According to AML Partners founder John Nguyen, the reforms marked a major shift for the real estate industry, with AML laws having existed since 2006 but applying primarily to banks and other financial institutions.
“The biggest change to the industry is actually that now everybody has to screen the customers and essentially do the exact same checks as what the banks have been doing for the last 20 years,” Nguyen said.
Drawing on more than a decade of experience in banking AML compliance, Nguyen launched AML Partners in September 2025 to help real estate professionals navigate the incoming reforms.
“We’ve been helping the big banks Westpac, CBA, ANZ, and Suncorp with their AML compliance for the last 10 years.”
“We knew how difficult it was for the banks to become compliant, and if the banks can’t get it right, what luck does the local real estate agency have?”
From 1 July, Nguyen said property professionals will face a range of new compliance obligations beyond simply screening customers.
“Businesses will need to enrol with AUSTRAC, undertake risk assessments, implement AML programs and appoint compliance officers who will oversee activities and act as the primary point of contact with the regulator.”
“Ongoing obligations will also include annual staff training, record keeping for seven years, independent audits every three years and annual reporting to AUSTRAC.”
Nguyen said the most significant operational change for agencies will be customer screening, with businesses required to verify identities and conduct sanctions.
Additionally, he said that higher-risk customers may also require enhanced due diligence, including evidence of their source of wealth and source of funds.
“People don’t realise the amount of time this is going to take them. If your office is doing a hundred deals, you might have to screen 400 people.”
“With companies and trust, you’re going to have to go and find out everybody who has over 25 per cent beneficial ownership. They all need to be screened alongside all the directors.”
“If you run a trust, you need to go through the trust documents and screen all of the role bearers.”
According to AUSTRAC, failing to comply with the new regulation will result in fines up to $33 million for corporations, $6.6 million for individuals, and imprisonment.
Due to the high stakes of AML regulation, Nguyen said that having the right partner in place will be essential for agencies.
He said that with their decade of experience, AML Partners has positioned itself as a compliance-first business rather than simply another software provider.
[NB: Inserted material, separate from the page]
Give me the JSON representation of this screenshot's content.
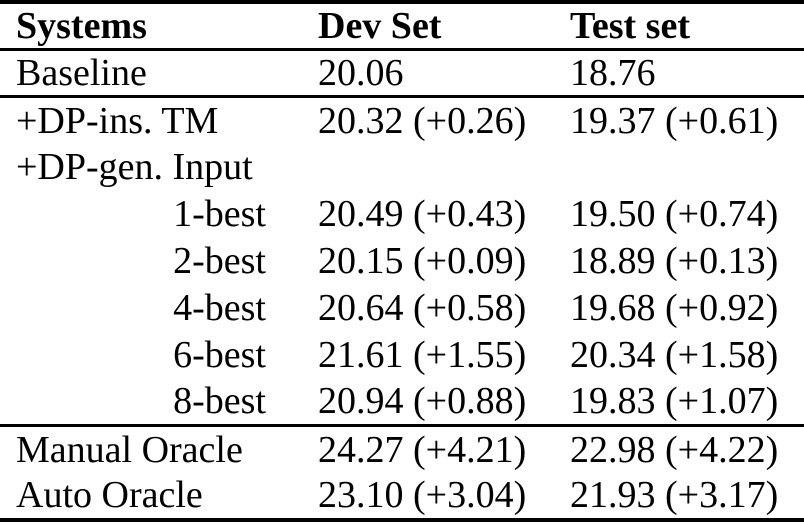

According to Nguyen, their platform, FlowAML, was built to remove much of the compliance burden from agencies by handling customer verification, sanctions screening, politically exposed person checks and adverse media searches on their behalf.
“We do a hundred per cent outsourcing. We basically outsource everything from documentation to training to doing the screening. We’re a one-stop shop.”
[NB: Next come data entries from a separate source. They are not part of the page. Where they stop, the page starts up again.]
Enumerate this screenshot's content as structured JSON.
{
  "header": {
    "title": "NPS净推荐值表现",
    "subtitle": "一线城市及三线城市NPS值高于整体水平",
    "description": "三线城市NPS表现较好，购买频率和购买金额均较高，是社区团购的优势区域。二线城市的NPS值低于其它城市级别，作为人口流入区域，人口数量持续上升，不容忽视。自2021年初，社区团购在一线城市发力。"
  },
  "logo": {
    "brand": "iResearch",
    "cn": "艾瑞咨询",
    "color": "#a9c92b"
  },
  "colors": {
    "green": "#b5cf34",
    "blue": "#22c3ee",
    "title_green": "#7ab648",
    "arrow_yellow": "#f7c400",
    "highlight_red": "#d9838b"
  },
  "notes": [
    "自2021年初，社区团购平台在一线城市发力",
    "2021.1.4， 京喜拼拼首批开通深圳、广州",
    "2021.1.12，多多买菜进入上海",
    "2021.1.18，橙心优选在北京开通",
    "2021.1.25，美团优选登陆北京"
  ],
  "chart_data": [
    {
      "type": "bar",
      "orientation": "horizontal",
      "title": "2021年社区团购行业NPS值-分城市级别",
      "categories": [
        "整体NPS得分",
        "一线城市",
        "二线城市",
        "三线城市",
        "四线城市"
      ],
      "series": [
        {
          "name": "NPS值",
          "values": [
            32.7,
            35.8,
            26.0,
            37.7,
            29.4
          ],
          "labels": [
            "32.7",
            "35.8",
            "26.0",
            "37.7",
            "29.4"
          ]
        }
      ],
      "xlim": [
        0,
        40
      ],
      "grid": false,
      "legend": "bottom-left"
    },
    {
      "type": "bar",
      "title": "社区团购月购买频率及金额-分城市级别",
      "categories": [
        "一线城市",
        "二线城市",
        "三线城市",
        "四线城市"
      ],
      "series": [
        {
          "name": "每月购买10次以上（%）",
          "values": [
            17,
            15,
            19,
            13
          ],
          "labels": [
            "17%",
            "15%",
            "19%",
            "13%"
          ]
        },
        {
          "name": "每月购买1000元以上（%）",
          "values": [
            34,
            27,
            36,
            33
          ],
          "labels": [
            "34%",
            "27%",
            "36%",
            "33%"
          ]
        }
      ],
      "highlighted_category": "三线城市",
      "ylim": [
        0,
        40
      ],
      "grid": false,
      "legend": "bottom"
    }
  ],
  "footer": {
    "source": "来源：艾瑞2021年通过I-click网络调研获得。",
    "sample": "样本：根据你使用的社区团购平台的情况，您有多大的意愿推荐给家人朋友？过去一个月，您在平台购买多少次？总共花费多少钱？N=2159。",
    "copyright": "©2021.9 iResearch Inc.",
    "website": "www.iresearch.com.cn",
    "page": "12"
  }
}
“And we streamline the process to make sure that everybody is compliant.”
Rather than requiring agents to conduct the checks themselves, AML Partners’ FlowAML solution completes the screening process before providing findings and recommendations back to the agency’s compliance officer.
“We will do all of the screening, and we’ll send the compliance officer back our report.”
Nguyen said the model was designed to help agencies remain focused on serving clients and generating revenue, rather than becoming compliance specialists.
“A lot of clients have been coming to us because they started the real estate agent not to become AML compliance officers. They want to sell property to make money, but obviously, compliance is important as well.”
Additionally, he said the platform also significantly reduced the amount of time agents need to spend on compliance tasks, requiring only basic client and property details before the FlowAML solution takes over the process.
“It doesn’t matter if it’s a simple residential property or a complex trust; agents will only need to spend one to two minutes filling out the first two forms.”
“It’s actually really easy to use.”
Ultimately, Nguyen said that the platform was designed to fit into existing agency workflows with minimal disruption.
“Property professionals don’t need more admin, or another app to get to, they need more time to spend with their clients.”
While the new reforms could appear as a burden, Nguyen has urged networks and agents to take the regulation seriously or cop it.
“AUSTRAC is not your regular regulator. They’re fighting financial crime. They’re very serious. They’re not going to come in and give a $200 fine.”
“What I suspect they’ll do is they’ll basically try to make an example of an organisation that hasn’t registered or they refuse to screen clients.”
Nguyen said that AML compliance was ultimately about preventing criminal groups from using property as a vehicle to disguise illicit funds and move wealth through legitimate markets, with broader implications for communities globally.
“Financial crime affects people on a global scale, and we want to stop these criminal organisations from hiding the wealth and basically creating harm to society.”